Stimulation-enhanced 3-O-methylglucose efflux from the frog sartorius: kinetics and properties of the system.

The characteristics of the process by which contraction enhances glucose transport in the frog sartorius were studied. Electrical stimulation increased the permeability of muscles to 3-O-methylglucose (3-O-MeGlc), a nonmetabolizable glucose analogue, increasing efflux as well as uptake. Enhanced efflux was due to an increase in Vmax of the efflux process. A lactacidosis had no effect on basal 3-O-MeGlc efflux, and replacement of media Na+ with Li+ did not affect stimulation-induced uptake.

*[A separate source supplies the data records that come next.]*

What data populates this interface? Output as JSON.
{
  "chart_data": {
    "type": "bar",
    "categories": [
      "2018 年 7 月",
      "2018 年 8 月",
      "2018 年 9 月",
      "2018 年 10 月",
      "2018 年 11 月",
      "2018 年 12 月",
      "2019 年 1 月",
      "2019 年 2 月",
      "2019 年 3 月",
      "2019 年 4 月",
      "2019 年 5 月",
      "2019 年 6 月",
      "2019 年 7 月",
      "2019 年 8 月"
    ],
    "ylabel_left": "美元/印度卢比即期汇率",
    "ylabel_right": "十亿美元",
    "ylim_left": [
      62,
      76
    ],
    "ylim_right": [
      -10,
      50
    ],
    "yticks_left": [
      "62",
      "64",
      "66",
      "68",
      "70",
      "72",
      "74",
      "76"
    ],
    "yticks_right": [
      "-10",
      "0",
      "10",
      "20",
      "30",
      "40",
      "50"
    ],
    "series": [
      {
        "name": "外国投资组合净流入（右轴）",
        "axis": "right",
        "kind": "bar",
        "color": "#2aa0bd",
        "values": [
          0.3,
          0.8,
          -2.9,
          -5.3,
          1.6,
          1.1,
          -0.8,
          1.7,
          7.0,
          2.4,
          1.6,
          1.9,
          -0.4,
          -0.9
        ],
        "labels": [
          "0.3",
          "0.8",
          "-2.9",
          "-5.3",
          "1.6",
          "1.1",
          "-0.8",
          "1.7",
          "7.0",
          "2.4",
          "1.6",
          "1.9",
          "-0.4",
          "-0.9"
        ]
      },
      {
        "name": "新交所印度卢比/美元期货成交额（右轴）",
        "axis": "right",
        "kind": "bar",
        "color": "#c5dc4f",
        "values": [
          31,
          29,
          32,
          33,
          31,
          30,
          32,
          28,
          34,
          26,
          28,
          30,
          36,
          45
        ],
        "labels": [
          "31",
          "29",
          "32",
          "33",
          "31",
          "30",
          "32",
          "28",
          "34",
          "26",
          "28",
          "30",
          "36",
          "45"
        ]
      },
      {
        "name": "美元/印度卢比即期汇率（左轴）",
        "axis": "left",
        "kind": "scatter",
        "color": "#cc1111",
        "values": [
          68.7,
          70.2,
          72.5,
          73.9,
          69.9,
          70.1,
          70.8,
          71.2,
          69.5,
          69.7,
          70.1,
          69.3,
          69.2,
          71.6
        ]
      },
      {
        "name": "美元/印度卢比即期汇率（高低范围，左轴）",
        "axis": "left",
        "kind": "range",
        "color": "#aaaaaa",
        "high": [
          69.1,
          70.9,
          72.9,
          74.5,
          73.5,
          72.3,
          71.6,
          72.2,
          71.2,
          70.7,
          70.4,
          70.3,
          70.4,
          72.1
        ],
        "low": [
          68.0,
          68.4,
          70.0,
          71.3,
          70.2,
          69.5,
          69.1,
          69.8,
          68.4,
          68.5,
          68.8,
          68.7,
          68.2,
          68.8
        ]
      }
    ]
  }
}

Also, basal and stimulated uptake was not affected by 1 microM 12-O-tetradecanoylphorbol-13-acetate (TPA), a protein kinase C activator. Lastly, N-carbobenzoxy-glycyl-L-phenylalaninamide, which inhibits insulin-enhanced, but not basal, glucose uptake in adipocytes, inhibited both basal and stimulated 3-O-MeGlc fluxes in the frog sartorius. From these findings, we conclude: (1) contraction and exercise enhance glucose transport in muscle by increasing the number of transporters in the plasma membrane, or their turnover, by an unknown process; and (2) basal glucose transport of muscle, unlike that of adipocytes, can not be distinguished from stimulated transport on the basis of its insensitivity to N-carbobenzoxyglycyl-L-phenylalaninamide.